6. Computation Results for the SimulationModel

In this section, the fleet size optimization was carried out to obtain the optimum number of RAGVs. In general, when the fleet size increases, the fixed costs and handling costs increase accordingly, but it yields better throughputs and better profits, as well. So, for the layout presented in Figure 2, the simulation model was run by 5, 6, 7, and 8 RAGVs, and then the results were compared based on the average annual profit.

The results in Figure 3 show that the best fleet size is 7 vehicles. For comparing the results with similar works, Figures 4 and 5 show the average total collisions in a day and the average make-span for the presented layout, accordingly. As Figure 4 shows, the number of collisions increases when the fleet size increases, but when the fleet size is increasing from 7 to 8, the slope of the diagram is lower, because some RAGVs are idle and fewer collisions could happen. Specially, when one compares the results of [22] with current research with 5 units as the fleet size, total collisions are more or less the same.
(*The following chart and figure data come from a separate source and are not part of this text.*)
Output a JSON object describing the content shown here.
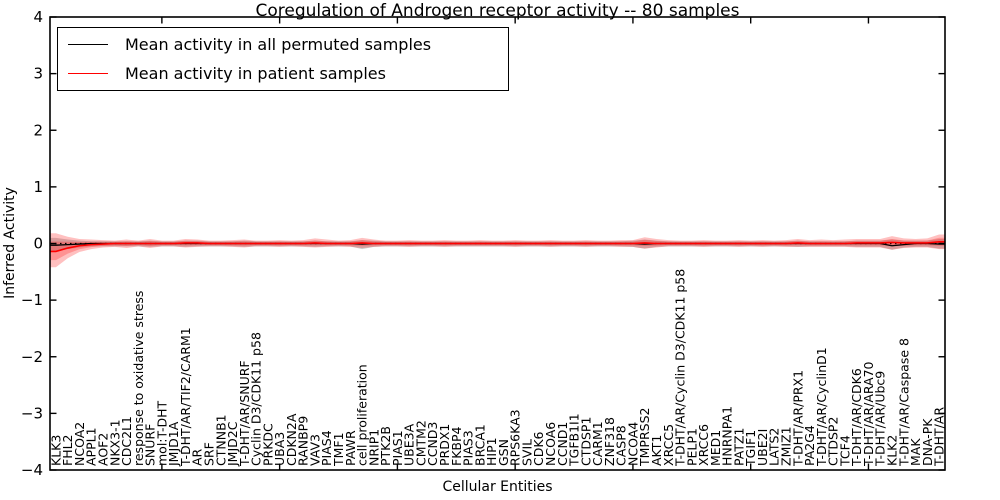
{
  "figure": {
    "title": "Coregulation of Androgen receptor activity -- 80 samples",
    "xlabel": "Cellular Entities",
    "ylabel": "Inferred Activity"
  },
  "legend": {
    "entries": [
      {
        "label": "Mean activity in all permuted samples",
        "color": "#000000"
      },
      {
        "label": "Mean activity in patient samples",
        "color": "#ff0000"
      }
    ]
  },
  "chart_data": {
    "type": "line",
    "title": "Coregulation of Androgen receptor activity -- 80 samples",
    "xlabel": "Cellular Entities",
    "ylabel": "Inferred Activity",
    "ylim": [
      -4,
      4
    ],
    "yticks": [
      -4,
      -3,
      -2,
      -1,
      0,
      1,
      2,
      3,
      4
    ],
    "xtick_every": 10,
    "grid": false,
    "legend_position": "upper left",
    "zero_line": {
      "style": "dotted",
      "color": "#000000",
      "y": 0
    },
    "categories": [
      "KLK3",
      "FHL2",
      "NCOA2",
      "APPL1",
      "AOF2",
      "NKX3-1",
      "CDC2L1",
      "response to oxidative stress",
      "SNURF",
      "mol:T-DHT",
      "JMJD1A",
      "T-DHT/AR/TIF2/CARM1",
      "AR",
      "SRF",
      "CTNNB1",
      "JMJD2C",
      "T-DHT/AR/SNURF",
      "Cyclin D3/CDK11 p58",
      "PRKDC",
      "UBA3",
      "CDKN2A",
      "RANBP9",
      "VAV3",
      "PIAS4",
      "TMF1",
      "PAWR",
      "cell proliferation",
      "NRIP1",
      "PTK2B",
      "PIAS1",
      "UBE3A",
      "CMTM2",
      "CCND3",
      "PRDX1",
      "FKBP4",
      "PIAS3",
      "BRCA1",
      "HIP1",
      "GSN",
      "RPS6KA3",
      "SVIL",
      "CDK6",
      "NCOA6",
      "CCND1",
      "TGFB1I1",
      "CTDSP1",
      "CARM1",
      "ZNF318",
      "CASP8",
      "NCOA4",
      "TMPRSS2",
      "AKT1",
      "XRCC5",
      "T-DHT/AR/Cyclin D3/CDK11 p58",
      "PELP1",
      "XRCC6",
      "MED1",
      "HNRNPA1",
      "PATZ1",
      "TGIF1",
      "UBE2I",
      "LATS2",
      "ZMIZ1",
      "T-DHT/AR/PRX1",
      "PA2G4",
      "T-DHT/AR/CyclinD1",
      "CTDSP2",
      "TCF4",
      "T-DHT/AR/CDK6",
      "T-DHT/AR/ARA70",
      "T-DHT/AR/Ubc9",
      "KLK2",
      "T-DHT/AR/Caspase 8",
      "MAK",
      "DNA-PK",
      "T-DHT/AR"
    ],
    "series": [
      {
        "name": "Mean activity in all permuted samples",
        "color": "#000000",
        "band_color": "rgba(110,110,110,0.35)",
        "values": [
          -0.03,
          -0.02,
          -0.01,
          0,
          0,
          0,
          0,
          0,
          0,
          0,
          0,
          0,
          0,
          0,
          0,
          0,
          0,
          0,
          0,
          0,
          0,
          0,
          0,
          0,
          0,
          0,
          -0.01,
          0,
          0,
          0,
          0,
          0,
          0,
          0,
          0,
          0,
          0,
          0,
          0,
          0,
          0,
          0,
          0,
          0,
          0,
          0,
          0,
          0,
          0,
          0,
          -0.01,
          0,
          0,
          0,
          0,
          0,
          0,
          0,
          0,
          0,
          0,
          0,
          0,
          0,
          0,
          0,
          0,
          0,
          0,
          0,
          0,
          -0.04,
          -0.02,
          0,
          0,
          -0.01
        ],
        "band_upper": [
          0.1,
          0.07,
          0.05,
          0.04,
          0.04,
          0.04,
          0.04,
          0.04,
          0.05,
          0.04,
          0.04,
          0.05,
          0.05,
          0.04,
          0.04,
          0.04,
          0.05,
          0.04,
          0.04,
          0.04,
          0.04,
          0.04,
          0.05,
          0.04,
          0.04,
          0.04,
          0.06,
          0.05,
          0.04,
          0.04,
          0.04,
          0.04,
          0.04,
          0.04,
          0.04,
          0.04,
          0.04,
          0.04,
          0.04,
          0.04,
          0.04,
          0.04,
          0.04,
          0.04,
          0.04,
          0.04,
          0.04,
          0.04,
          0.04,
          0.05,
          0.07,
          0.05,
          0.04,
          0.04,
          0.04,
          0.04,
          0.04,
          0.04,
          0.04,
          0.04,
          0.04,
          0.04,
          0.04,
          0.05,
          0.04,
          0.04,
          0.04,
          0.04,
          0.05,
          0.05,
          0.05,
          0.07,
          0.05,
          0.05,
          0.05,
          0.08
        ],
        "band_lower": [
          -0.14,
          -0.1,
          -0.07,
          -0.05,
          -0.05,
          -0.05,
          -0.05,
          -0.05,
          -0.06,
          -0.05,
          -0.05,
          -0.06,
          -0.05,
          -0.05,
          -0.05,
          -0.05,
          -0.06,
          -0.05,
          -0.05,
          -0.05,
          -0.05,
          -0.05,
          -0.06,
          -0.05,
          -0.05,
          -0.05,
          -0.1,
          -0.06,
          -0.05,
          -0.05,
          -0.05,
          -0.05,
          -0.05,
          -0.05,
          -0.05,
          -0.05,
          -0.05,
          -0.05,
          -0.05,
          -0.05,
          -0.05,
          -0.05,
          -0.05,
          -0.05,
          -0.05,
          -0.05,
          -0.05,
          -0.05,
          -0.05,
          -0.06,
          -0.09,
          -0.06,
          -0.05,
          -0.05,
          -0.05,
          -0.05,
          -0.05,
          -0.05,
          -0.05,
          -0.05,
          -0.05,
          -0.05,
          -0.05,
          -0.06,
          -0.05,
          -0.05,
          -0.05,
          -0.05,
          -0.06,
          -0.06,
          -0.06,
          -0.11,
          -0.07,
          -0.06,
          -0.06,
          -0.09
        ]
      },
      {
        "name": "Mean activity in patient samples",
        "color": "#ff0000",
        "band_color": "rgba(255,30,30,0.28)",
        "values": [
          -0.14,
          -0.08,
          -0.04,
          -0.02,
          -0.01,
          0,
          0,
          0,
          0,
          0,
          0,
          0.01,
          0.01,
          0,
          0,
          0,
          0,
          0,
          0,
          0,
          0,
          0,
          0.01,
          0,
          0,
          0,
          0.01,
          0,
          0,
          0,
          0,
          0,
          0,
          0,
          0,
          0,
          0,
          0,
          0,
          0,
          0,
          0,
          0,
          0,
          0,
          0,
          0,
          0,
          0,
          0,
          0.01,
          0,
          0,
          0,
          0,
          0,
          0,
          0,
          0,
          0,
          0,
          0,
          0,
          0.01,
          0,
          0,
          0,
          0,
          0.01,
          0.01,
          0.01,
          0.02,
          0.01,
          0.01,
          0.01,
          0.03
        ],
        "band_upper": [
          0.18,
          0.12,
          0.08,
          0.07,
          0.06,
          0.05,
          0.07,
          0.05,
          0.08,
          0.05,
          0.05,
          0.08,
          0.07,
          0.05,
          0.05,
          0.06,
          0.07,
          0.05,
          0.05,
          0.06,
          0.05,
          0.06,
          0.09,
          0.07,
          0.05,
          0.06,
          0.1,
          0.07,
          0.05,
          0.05,
          0.06,
          0.05,
          0.05,
          0.06,
          0.05,
          0.05,
          0.06,
          0.05,
          0.05,
          0.06,
          0.05,
          0.05,
          0.06,
          0.05,
          0.05,
          0.06,
          0.05,
          0.05,
          0.06,
          0.06,
          0.11,
          0.08,
          0.06,
          0.05,
          0.05,
          0.06,
          0.05,
          0.05,
          0.06,
          0.05,
          0.06,
          0.05,
          0.06,
          0.08,
          0.06,
          0.07,
          0.06,
          0.07,
          0.08,
          0.08,
          0.08,
          0.13,
          0.09,
          0.08,
          0.09,
          0.16
        ],
        "band_lower": [
          -0.42,
          -0.26,
          -0.15,
          -0.1,
          -0.07,
          -0.06,
          -0.08,
          -0.05,
          -0.08,
          -0.05,
          -0.05,
          -0.07,
          -0.06,
          -0.05,
          -0.05,
          -0.06,
          -0.07,
          -0.05,
          -0.05,
          -0.06,
          -0.05,
          -0.06,
          -0.07,
          -0.06,
          -0.05,
          -0.06,
          -0.08,
          -0.06,
          -0.05,
          -0.05,
          -0.06,
          -0.05,
          -0.05,
          -0.06,
          -0.05,
          -0.05,
          -0.05,
          -0.05,
          -0.05,
          -0.06,
          -0.05,
          -0.05,
          -0.06,
          -0.05,
          -0.05,
          -0.06,
          -0.05,
          -0.05,
          -0.06,
          -0.06,
          -0.09,
          -0.07,
          -0.05,
          -0.05,
          -0.05,
          -0.06,
          -0.05,
          -0.05,
          -0.06,
          -0.05,
          -0.06,
          -0.05,
          -0.06,
          -0.06,
          -0.06,
          -0.06,
          -0.06,
          -0.06,
          -0.07,
          -0.07,
          -0.07,
          -0.11,
          -0.08,
          -0.07,
          -0.07,
          -0.1
        ]
      }
    ],
    "style": {
      "inner_band_scale": 0.55
    }
  }
}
However the flow path that was used here has more workstations. In Figure 5, the average make-span is presented which shows that when the fleet size increases, the make-span decreases accordingly. Again when the fleet size increases from 7 to 8, the make-span has no changes.

Figure 3: The results of simulation for different fleet sizes.
Figure 4: Average total collisions per day.
Figure 5: Average make-span (minutes).

7. Conclusions

This paper presents a new generation of AGVs for material handling systems which is called rotating AGV or RAGV and tries to optimize the fleet size by maximizing the average annual profit in an FMS environment. The main contribution of the paper is to introduce the RAGVs concept which is quite suitable in FMS environment for preventing many conflicts in reasonable time and cost. The second contribution is considering all related costs in an FMS environment and added values together, based on a nondeterministic process where all workstations, RAGVs, demand rate, failure rate, repair time, and material input rate are stochastic and have been included. In the simulation model, all related costs have been included according to accounting standards based on a real environment at local car manufacturer body shops, paint shops, and assembly lines such as maintenance costs, depreciation costs, overheads, material costs, investing costs (financial costs), and lateness costs. All RAGVs used for MHS had battery capacity and consume the energy in different situations. Different collisions such as front-to front, back-to-front, and side-to-side states are described and the solutions presented. In fact, it was tried to cover the most real world issues happening in an FMS environment. However there were some restrictions for the model presented, such as considering only a fixed flow path, not considering different demand rates and added values based on the market conditions, like low season and high season conditions which can be removed in future studies. Another restriction at the study period was that the company had not any access to the data needed to calculate the total costs of the current collision states and manual interventions costs. This information could help us calculate the cost savings resulted from using an RAGV rather than a traditional AGV. Several experiments were carried out for selecting the best dispatching rule among five different rules and then the fleet size was optimized based on the average annual profit. The experimental results show that the recommended design of AGVs and the used criterion are robust enough to be applied in practice, in a world where the cost/benefit analysis is one of the most important factors for all top managers in any conditions.